Los rotundos parlares aseveran, sin asmas, por estas tierras de carámbano (donde el cuerpo tirita, se cae la moquita y se soplan las uñas), que los «ruiseñores -digo- enseñan a sus polluelos el silabario del cante ya dentro del huevo, al incubarlos. Los adiestran con los latidos del corazón en las plumas, antes de salir a medir el mundo con el libre vuelo. Como lo hacen los padres, ya desde el beso (primer verso amoroso) al enseñar a hablar, a andar a los hijos, a empinarse después del tropiezo, que luego perfeccionarán los maestros más respetados y admirados; o los mismos ancianos, esos abuelos que llevan garabateada la historia de esta España nuestra en sus cicatrices, ya escrita en rojo, ya en azul y que, luego, nos la van transmitiendo entre pesares y gozos. Igualito que las aves a sus polluelos o los caimanes a los suyos. Amén.

Como mi alborotada lengua habla de los ruiseñores, con ellos sigo antes de saltar los regatos de la impaciencia. Por lo visto -y eso lo sabrán de pies a cigüeña los ornitólogos- estos pajarillos están enamorados con locura de la libertad.

-¡La libertad! ¿Quién no? ¡Ah, la libertad sin alas!

Y por esa razón, la de la libertad, la emancipación, la independencia (derecho de los cuerpos y los espíritus desde el nacimiento, que nadie es dueño de la luz del sol, del agua de los mares, del perfume de las rosas?), cuando un ruiseñor de edad avanzada es capturado y encerrado entre barrotes, mazmorras de dioses, deja de cantar. Y muere sin suicidio. Se abandona a la muerte lentamente, sin clamor ni rebeldía. Silencio resignado, injusto. ¿O no?

-¿Deja de cantar el ruiseñor? Eso dicen las palabras sabias, con savia. Yo, amén de soldado chusquero.
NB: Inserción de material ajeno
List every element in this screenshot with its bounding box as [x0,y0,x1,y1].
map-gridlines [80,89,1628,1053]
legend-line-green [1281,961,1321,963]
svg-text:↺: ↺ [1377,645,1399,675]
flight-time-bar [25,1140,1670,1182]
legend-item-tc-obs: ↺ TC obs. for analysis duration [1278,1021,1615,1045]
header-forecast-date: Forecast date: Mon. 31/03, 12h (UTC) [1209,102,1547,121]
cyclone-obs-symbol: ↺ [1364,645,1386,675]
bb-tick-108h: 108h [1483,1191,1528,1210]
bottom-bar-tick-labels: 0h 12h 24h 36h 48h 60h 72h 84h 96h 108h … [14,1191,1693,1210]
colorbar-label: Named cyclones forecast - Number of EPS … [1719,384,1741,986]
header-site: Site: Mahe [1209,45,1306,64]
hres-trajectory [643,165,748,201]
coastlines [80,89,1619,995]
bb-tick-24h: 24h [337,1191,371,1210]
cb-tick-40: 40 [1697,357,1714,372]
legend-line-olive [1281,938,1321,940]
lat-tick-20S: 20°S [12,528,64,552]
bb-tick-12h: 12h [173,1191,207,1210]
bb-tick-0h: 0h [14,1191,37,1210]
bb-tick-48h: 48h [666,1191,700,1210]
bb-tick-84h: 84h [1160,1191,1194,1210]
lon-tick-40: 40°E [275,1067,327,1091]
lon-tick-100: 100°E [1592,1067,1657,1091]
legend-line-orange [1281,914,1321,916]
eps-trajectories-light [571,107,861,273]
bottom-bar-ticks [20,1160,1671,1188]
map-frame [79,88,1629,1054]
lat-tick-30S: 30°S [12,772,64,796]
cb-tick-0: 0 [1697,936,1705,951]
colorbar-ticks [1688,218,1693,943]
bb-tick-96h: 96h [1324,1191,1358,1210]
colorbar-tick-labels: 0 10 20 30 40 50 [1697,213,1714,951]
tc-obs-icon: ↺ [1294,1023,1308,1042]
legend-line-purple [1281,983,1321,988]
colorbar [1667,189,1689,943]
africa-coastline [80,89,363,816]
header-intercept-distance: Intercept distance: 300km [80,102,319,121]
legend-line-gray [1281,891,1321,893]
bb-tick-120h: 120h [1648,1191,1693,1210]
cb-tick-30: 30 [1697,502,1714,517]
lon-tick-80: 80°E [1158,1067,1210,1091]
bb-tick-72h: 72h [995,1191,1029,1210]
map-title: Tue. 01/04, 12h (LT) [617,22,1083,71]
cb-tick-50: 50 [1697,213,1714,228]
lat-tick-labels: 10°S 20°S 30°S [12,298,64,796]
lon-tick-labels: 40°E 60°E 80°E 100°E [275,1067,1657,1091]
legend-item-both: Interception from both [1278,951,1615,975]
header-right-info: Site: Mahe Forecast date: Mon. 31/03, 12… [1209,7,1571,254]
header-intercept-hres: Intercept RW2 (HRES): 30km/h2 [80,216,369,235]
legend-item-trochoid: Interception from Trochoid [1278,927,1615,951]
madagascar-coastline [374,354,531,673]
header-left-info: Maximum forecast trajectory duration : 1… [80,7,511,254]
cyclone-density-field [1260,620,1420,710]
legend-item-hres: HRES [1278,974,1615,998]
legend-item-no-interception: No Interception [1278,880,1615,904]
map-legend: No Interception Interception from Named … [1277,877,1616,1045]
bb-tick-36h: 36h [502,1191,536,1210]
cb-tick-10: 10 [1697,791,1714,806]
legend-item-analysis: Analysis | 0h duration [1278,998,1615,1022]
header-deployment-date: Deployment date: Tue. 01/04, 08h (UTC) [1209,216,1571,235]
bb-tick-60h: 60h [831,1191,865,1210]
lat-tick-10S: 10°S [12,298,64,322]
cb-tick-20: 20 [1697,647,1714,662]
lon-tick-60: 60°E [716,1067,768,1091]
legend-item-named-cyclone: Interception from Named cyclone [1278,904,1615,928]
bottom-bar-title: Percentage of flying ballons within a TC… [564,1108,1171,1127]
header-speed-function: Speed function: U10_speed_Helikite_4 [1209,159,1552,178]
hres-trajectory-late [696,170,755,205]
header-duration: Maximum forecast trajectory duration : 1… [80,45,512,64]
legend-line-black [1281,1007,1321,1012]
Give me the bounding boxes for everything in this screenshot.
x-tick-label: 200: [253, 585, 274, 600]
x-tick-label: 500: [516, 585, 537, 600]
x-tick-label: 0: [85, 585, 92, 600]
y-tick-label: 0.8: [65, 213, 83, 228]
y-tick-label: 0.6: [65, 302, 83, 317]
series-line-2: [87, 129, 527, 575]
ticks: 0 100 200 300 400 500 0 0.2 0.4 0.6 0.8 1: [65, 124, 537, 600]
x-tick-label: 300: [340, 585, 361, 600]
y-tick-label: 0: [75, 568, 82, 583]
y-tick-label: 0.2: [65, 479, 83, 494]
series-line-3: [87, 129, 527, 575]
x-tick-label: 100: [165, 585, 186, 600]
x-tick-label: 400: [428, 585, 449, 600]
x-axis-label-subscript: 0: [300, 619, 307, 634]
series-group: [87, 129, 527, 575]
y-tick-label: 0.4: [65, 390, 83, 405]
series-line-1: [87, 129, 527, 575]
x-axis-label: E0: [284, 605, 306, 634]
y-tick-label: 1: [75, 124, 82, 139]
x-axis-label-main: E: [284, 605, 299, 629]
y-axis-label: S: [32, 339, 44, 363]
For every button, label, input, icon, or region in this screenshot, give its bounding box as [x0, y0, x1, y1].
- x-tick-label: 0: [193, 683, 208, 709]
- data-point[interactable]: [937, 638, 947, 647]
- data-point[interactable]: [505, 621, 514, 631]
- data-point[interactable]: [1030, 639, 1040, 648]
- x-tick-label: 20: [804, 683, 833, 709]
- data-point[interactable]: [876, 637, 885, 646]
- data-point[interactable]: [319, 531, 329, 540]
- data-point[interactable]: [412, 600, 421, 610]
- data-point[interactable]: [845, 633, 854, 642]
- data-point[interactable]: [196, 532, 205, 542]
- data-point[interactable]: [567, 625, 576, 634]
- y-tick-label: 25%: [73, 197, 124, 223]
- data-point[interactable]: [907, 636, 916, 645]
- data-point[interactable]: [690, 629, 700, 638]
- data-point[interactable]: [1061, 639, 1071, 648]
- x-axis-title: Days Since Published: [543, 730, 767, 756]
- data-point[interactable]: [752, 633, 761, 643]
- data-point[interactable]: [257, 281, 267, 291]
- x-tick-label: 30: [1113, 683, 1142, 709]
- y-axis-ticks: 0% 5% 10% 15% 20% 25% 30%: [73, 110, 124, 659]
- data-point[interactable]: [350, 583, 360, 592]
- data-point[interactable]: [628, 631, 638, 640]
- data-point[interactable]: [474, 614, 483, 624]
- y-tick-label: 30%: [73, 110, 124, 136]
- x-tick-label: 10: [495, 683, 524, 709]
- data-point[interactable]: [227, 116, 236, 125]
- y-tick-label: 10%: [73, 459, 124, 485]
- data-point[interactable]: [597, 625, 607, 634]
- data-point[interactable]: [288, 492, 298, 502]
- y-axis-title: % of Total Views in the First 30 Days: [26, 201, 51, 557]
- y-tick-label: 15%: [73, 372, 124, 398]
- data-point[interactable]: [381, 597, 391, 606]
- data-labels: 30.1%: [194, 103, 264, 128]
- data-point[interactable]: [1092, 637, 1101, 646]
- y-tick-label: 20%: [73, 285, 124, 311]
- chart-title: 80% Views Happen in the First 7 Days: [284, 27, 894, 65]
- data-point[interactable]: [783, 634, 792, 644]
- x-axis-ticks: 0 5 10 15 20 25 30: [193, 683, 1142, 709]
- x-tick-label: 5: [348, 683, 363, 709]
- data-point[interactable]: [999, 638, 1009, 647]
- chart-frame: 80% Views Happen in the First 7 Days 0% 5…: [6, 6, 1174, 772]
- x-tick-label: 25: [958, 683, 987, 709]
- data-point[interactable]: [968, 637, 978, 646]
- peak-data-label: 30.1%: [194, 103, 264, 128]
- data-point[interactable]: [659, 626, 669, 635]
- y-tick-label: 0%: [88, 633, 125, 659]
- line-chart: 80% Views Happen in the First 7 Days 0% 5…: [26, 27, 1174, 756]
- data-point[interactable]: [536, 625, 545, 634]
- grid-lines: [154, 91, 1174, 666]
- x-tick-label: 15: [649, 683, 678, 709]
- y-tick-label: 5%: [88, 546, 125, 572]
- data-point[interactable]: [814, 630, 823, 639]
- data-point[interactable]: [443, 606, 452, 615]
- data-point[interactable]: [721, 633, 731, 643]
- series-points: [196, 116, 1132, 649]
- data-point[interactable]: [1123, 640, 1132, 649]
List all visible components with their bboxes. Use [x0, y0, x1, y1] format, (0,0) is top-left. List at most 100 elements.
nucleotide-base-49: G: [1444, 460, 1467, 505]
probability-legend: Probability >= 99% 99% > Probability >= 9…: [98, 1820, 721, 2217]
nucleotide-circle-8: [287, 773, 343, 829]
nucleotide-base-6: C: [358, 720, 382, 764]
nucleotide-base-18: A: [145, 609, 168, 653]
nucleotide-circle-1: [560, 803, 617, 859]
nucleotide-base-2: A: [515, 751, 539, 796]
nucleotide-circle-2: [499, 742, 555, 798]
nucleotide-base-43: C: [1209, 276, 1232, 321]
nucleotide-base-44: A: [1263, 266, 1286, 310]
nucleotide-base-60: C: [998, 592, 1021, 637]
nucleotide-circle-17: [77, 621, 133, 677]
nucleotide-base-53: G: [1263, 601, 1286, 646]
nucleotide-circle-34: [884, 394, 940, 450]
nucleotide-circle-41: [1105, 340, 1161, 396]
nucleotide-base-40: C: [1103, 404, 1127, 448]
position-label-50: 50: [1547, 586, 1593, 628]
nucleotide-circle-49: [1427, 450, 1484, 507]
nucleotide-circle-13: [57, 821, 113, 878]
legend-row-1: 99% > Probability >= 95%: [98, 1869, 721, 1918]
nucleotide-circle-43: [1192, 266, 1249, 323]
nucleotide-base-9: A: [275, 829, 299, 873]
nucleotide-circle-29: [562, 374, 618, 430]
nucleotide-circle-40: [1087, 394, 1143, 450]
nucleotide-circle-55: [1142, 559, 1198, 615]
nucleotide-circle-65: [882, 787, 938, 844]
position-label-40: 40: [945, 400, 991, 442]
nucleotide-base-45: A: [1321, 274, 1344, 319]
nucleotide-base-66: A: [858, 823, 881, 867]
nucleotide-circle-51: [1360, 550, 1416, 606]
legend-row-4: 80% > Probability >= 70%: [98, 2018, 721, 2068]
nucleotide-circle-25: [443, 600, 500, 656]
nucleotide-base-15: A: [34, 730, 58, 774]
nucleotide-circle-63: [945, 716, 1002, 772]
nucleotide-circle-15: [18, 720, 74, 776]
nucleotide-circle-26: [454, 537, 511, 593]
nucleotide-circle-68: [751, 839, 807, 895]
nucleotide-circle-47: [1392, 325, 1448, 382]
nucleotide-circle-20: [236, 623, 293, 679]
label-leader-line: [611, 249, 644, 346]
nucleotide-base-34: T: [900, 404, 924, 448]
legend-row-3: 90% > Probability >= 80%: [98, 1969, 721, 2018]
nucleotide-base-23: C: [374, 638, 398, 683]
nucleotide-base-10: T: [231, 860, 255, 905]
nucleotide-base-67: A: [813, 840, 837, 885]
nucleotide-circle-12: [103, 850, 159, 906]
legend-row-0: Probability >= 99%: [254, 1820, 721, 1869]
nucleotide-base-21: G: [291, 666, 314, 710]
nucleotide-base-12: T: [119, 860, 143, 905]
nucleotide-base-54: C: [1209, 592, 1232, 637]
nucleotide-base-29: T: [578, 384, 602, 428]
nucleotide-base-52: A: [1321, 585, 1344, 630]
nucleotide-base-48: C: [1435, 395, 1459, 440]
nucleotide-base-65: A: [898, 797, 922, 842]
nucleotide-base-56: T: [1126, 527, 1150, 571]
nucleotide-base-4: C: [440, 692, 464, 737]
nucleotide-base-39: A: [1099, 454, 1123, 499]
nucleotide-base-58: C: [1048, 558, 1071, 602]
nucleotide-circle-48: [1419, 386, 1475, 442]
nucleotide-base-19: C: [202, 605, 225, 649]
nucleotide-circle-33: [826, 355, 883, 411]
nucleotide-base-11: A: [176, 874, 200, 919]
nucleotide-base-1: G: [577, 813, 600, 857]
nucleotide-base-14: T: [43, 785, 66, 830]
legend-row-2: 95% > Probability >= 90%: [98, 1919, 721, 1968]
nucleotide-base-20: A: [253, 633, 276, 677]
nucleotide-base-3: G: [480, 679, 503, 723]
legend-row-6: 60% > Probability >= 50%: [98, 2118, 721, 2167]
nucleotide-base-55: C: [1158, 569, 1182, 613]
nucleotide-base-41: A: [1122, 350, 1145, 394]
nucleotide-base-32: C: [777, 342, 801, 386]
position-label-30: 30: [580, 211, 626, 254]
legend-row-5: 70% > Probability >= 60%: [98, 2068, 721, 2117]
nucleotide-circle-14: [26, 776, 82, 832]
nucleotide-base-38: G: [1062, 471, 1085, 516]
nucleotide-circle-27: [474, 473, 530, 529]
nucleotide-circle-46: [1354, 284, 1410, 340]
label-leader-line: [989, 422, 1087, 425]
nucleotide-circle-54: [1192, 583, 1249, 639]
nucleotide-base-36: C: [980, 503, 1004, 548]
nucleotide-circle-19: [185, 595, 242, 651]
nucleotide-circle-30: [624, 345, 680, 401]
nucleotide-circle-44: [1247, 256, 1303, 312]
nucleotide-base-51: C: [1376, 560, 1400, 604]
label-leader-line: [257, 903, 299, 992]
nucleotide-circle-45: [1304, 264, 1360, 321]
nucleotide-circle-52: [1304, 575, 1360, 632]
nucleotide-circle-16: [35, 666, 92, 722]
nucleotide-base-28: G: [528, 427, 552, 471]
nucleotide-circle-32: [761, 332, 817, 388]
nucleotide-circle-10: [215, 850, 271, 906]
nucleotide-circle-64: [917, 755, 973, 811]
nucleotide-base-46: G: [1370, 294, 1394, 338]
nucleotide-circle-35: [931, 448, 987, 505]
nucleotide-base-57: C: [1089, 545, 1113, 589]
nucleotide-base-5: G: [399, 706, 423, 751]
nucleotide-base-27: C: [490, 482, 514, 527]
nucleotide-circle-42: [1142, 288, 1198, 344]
Con su mudez «se venga del pajarero» por haberlo privado de libertad. ¡Maldita sea! Los viejos ya no cantan. No los quieren. Prefieren a los jóvenes, a esos jovencillos que aprendieron a gorgojear y a trisar de sus mayores; porque, para los dueños (según sus egoísmos inconfesables), gozan de pulmón nuevo, sangre fresca, plumas endiosadas y ganas de quebrar el aire con su voz elegante y divina. En la jaula?, claro. Su edad (in)+madura los hace presumidos, apasionados del aplauso sin libertad. Incapaces de romper las verjas que los aprisiona. Revolucionarse. En verano, mudan de color y tono del canto; muy distinto en primavera. Cambian de color y tono, de camisa e himno. Es lo propio. Las zancadas en el camino de los días sin rumbo se almacenan en la vejez. Somos lo que sembramos y vivimos de ello. Yo barrunto, quizá esté equivocado.

Todo ser, con o sin plumas, en plena efervescencia, se figura; luego se desfigura y más tarde se transfigura. ¿O no? Leamos los periódicos. No cito nombres por no ensuciar la blancura de mi folio. Jaula para ellos; urracas siempre arrebañando los metales más preciosos de los pobres sin estrella.

-¡Los ruiseñores viejos! ¡Los ruiseñores jóvenes!

Me corroe la memoria, ahora, mientras escribo lo que pienso y digo lo que no debo, el romance del prisionero que todos recordamos: «Que por mayo era, por mayo, / cuando hace la calor, / cuando los trigos encañan /y están los campos en flor, / cuando canta la calandria / y responde el ruiseñor, / cuando los enamorados van a servir al amor; / sino yo, triste, cuitado, / que vivo en esta prisión; / que ni sé cuándo es de día / ni cuándo las noches son, / sino por una avecilla / que me cantaba el albor. / Matómela un ballestero; / déle Dios mal galardón».

Ayer la tarde soplaba frío. El anciano estaba allí, sentado en un banco de La Alameda. Aterido, rígido, pasmado. Esperaba, impaciente, la salida de los niños de la escuela. Venerable mirada. Los chavales brotaban en tropel, galopaban como potrillos. Uno de ellos le gritó desde la lejanía, mostrándole una hoja coloreada: «¡Abuelo!». Era el dibujo de una jaula con un ruiseñor dentro. El abuelo se emocionó. Lágrima en rostro, besó al niño. ¿Qué estarían pensando las horas de la tarde del ácido invierno? ¿Qué?